The Committee's purposes shall include those stated in Section 3.1 of the Corporate Governance Code.
Committee Membership and Qualifications
The Committee shall have at least three members. Such members must have no conflict of interest with any other duties they have for the company.
A majority of the members of the committee including the Chairman shall be independent directors under the criteria stated in Appendix A to the Corporate Governance Code and non-executives if the board chooses to appoint non-board members (experts) in the committee.
The board must satisfy itself that at least a majority of the committee has recent and relevant financial ability and experience, which includes:
• an ability to read and understand corporate financial statements including a company's balance sheet, income statement and cash flow statement and changes in shareholders' equity,
• an understanding of the accounting principles which are applicable to the company's financial statements,
• experience in evaluating financial statements that have a level of accounting complexity comparable to that which can be expected in the company's business,
• an understanding of internal controls and procedures for financial reporting, and
• an understanding of the audit committee's functions and importance.
Committee Duties and Responsibilities
In serving those purposes the Committee shall:
• be responsible for the selection, appointment, remuneration, oversight and termination where appropriate of the outside auditor, subject to ratification by the company's board and shareholders. The outside auditor shall report directly to the committee,
• make a determination at least once each year of the outside auditor's independence, including:
• determining whether its performance of any non-audit services compromised its independence (the committee may establish a formal policy specifying the types of non-audit services which are permissible), and
• obtaining from the outside auditor a written report listing any relationships between the outside auditor and the company or with any other person or entity that may compromise the auditor's independence,
• review and discuss with the outside auditor the scope and results of its audit, any difficulties the auditor encountered including any restrictions on its access to requested information and any disagreements or difficulties encountered with management,
• review and discuss with management and the outside auditor each annual and each quarterly financial statements of the company including judgments made in connection with the financial statements,
• review and discuss and make recommendations regarding the selection, appointment and termination where appropriate of the head of internal audit and the budget allocated to the internal audit and compliance function, and monitor the responsiveness of management to the committee's recommendations and findings,
• review and discuss the adequacy of the company's internal auditing personnel and procedures and its internal controls and compliance procedures, and any risk management systems, and any changes in those,
• oversee the company's compliance with legal and regulatory requirements, and
• review and discuss arrangements under which company employees can confidentially raise concerns about possible improprieties in financial reporting or other matters, and ensure that arrangements are in place for independent investigation and follow-up regarding such matters.

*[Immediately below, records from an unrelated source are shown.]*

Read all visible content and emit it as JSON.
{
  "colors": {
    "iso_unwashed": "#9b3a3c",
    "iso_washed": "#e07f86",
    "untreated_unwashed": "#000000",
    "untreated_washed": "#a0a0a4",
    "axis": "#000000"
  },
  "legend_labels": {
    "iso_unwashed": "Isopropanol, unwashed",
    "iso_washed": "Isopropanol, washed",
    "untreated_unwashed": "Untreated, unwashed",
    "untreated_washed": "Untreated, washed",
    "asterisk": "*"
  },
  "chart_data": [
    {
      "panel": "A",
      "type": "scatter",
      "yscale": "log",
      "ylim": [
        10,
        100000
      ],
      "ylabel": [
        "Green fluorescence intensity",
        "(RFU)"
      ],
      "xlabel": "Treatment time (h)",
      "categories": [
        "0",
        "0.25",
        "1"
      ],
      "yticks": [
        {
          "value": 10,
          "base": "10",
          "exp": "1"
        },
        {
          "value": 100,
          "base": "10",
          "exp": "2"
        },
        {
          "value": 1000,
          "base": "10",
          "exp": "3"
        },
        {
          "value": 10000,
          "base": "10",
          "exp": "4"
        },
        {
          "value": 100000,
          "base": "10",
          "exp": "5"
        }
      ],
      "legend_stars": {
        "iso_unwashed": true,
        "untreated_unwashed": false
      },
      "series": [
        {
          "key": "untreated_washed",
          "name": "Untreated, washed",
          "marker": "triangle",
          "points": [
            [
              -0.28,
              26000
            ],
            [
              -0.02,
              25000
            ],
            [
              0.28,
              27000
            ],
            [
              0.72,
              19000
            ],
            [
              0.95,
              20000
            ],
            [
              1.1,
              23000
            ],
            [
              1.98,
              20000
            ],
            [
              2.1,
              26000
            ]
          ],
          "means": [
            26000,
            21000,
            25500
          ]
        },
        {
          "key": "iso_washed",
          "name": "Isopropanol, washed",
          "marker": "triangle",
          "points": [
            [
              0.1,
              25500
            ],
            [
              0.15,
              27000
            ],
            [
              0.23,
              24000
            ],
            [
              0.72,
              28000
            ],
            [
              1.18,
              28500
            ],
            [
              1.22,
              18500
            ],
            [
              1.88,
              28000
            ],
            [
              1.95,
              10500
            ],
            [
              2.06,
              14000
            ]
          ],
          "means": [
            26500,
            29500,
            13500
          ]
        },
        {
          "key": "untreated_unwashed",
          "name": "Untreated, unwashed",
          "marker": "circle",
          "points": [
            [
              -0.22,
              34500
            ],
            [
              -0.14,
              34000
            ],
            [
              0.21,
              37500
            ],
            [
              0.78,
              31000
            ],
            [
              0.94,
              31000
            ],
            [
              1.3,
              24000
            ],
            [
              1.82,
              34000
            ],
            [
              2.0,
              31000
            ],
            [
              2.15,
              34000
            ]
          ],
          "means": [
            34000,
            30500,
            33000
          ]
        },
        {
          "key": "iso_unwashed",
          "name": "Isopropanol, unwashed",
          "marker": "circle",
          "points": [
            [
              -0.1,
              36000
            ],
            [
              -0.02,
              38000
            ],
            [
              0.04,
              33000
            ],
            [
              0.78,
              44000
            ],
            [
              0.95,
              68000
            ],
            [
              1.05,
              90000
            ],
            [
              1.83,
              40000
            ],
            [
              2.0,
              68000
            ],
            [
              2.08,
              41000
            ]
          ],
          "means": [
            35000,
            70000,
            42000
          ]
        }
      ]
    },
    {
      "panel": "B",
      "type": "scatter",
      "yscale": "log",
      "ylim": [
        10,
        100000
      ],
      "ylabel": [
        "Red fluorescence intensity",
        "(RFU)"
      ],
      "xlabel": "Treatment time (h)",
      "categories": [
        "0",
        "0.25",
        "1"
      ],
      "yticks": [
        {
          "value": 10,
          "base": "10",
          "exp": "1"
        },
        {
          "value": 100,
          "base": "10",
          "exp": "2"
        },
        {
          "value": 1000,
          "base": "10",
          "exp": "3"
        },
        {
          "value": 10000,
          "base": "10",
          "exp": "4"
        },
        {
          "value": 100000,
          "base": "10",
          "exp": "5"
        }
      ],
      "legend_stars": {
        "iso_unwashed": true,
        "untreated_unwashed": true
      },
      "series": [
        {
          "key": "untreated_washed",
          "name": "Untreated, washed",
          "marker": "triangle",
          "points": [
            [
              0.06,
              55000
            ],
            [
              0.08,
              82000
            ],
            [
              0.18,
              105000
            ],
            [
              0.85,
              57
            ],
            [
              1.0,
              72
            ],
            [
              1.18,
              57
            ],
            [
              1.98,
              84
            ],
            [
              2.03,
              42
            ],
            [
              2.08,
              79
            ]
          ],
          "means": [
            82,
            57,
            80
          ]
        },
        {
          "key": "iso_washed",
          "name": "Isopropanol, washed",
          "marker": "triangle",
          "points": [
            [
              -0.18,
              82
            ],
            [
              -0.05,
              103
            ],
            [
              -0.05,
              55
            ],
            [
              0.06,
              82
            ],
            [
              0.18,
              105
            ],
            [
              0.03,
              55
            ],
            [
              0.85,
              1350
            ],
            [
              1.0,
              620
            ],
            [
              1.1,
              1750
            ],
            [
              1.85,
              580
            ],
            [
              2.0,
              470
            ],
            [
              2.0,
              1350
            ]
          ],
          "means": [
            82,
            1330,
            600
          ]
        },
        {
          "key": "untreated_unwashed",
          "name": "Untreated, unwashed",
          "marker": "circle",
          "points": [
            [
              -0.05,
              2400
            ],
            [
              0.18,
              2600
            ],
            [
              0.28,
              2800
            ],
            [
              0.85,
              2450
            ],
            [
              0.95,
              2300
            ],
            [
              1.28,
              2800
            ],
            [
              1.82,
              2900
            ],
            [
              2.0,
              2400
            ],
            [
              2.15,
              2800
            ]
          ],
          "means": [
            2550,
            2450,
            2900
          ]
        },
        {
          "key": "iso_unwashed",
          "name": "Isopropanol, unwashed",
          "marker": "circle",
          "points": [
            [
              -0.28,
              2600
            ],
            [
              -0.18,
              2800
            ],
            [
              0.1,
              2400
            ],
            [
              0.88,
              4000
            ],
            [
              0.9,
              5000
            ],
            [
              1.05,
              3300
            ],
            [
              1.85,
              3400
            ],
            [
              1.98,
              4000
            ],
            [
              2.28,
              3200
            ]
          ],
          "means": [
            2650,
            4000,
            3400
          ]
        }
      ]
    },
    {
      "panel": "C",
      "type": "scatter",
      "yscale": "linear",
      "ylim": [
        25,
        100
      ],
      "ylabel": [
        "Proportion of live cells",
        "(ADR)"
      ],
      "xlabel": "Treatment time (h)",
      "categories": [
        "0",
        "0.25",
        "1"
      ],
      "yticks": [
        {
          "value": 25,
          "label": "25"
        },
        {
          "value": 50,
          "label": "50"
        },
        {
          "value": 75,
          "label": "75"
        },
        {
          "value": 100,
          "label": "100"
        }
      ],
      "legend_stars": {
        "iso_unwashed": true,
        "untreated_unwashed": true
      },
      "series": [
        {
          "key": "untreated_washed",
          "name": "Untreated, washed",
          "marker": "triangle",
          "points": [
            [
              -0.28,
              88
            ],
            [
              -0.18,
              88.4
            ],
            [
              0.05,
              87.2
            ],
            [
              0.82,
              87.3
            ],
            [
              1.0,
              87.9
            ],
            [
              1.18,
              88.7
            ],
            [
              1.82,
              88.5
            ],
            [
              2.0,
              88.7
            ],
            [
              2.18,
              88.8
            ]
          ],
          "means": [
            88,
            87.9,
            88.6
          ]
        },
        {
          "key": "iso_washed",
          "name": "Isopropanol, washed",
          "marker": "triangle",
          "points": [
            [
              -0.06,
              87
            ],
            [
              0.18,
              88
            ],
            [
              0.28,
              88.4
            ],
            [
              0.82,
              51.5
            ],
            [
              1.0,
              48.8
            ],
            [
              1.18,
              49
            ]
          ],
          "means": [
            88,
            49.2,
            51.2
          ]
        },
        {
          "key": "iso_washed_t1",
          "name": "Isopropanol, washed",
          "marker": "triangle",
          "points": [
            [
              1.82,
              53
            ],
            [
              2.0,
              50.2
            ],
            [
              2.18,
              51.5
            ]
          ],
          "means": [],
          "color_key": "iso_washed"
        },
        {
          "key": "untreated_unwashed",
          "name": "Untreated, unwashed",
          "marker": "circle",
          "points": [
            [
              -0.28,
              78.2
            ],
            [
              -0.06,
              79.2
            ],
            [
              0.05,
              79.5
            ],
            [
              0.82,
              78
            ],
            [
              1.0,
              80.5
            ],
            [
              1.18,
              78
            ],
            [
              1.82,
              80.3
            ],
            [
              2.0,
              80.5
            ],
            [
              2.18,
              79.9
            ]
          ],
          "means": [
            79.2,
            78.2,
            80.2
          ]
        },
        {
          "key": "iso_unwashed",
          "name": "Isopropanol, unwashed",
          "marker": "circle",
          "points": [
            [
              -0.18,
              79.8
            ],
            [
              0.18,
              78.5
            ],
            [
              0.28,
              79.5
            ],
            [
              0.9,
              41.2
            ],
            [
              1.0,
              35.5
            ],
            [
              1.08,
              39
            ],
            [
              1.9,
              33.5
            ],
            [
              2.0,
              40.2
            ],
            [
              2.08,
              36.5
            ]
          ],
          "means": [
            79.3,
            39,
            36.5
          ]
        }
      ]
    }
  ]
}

Committee Structure and Operations
The committee shall elect one member as its chair.
The committee shall meet at least four times a year. Its meetings may be scheduled in conjunction with regularly-scheduled meetings of the entire board.
The committee may meet without any other director or any officer of the company present. Only the committee may decide if a non-member of the committee should attend for a particular meeting or a particular agenda item. It is expected that the outside auditor's lead representative will be invited to attend regularly but this shall always be subject to the committee's decision.
The committee shall report regularly to the full board on its activities.
Committee Resources and Authority
The committee shall have the resources and authority necessary for its duties and responsibilities, including the authority to select, retain, terminate and approve the fees of outside legal, accounting or other advisors as it deems necessary or appropriate, without seeking the approval of the board or management. The company shall provide appropriate funding for the compensation of any such persons.
Committee Performance Evaluation
The committee shall prepare and review with the board an annual performance evaluation of the committee, which shall compare the committee's performance with the above requirements and shall recommend to the board any improvements deemed necessary or desirable to the committee's charter. The report may be in the form of an oral report made at any regularly scheduled board meeting.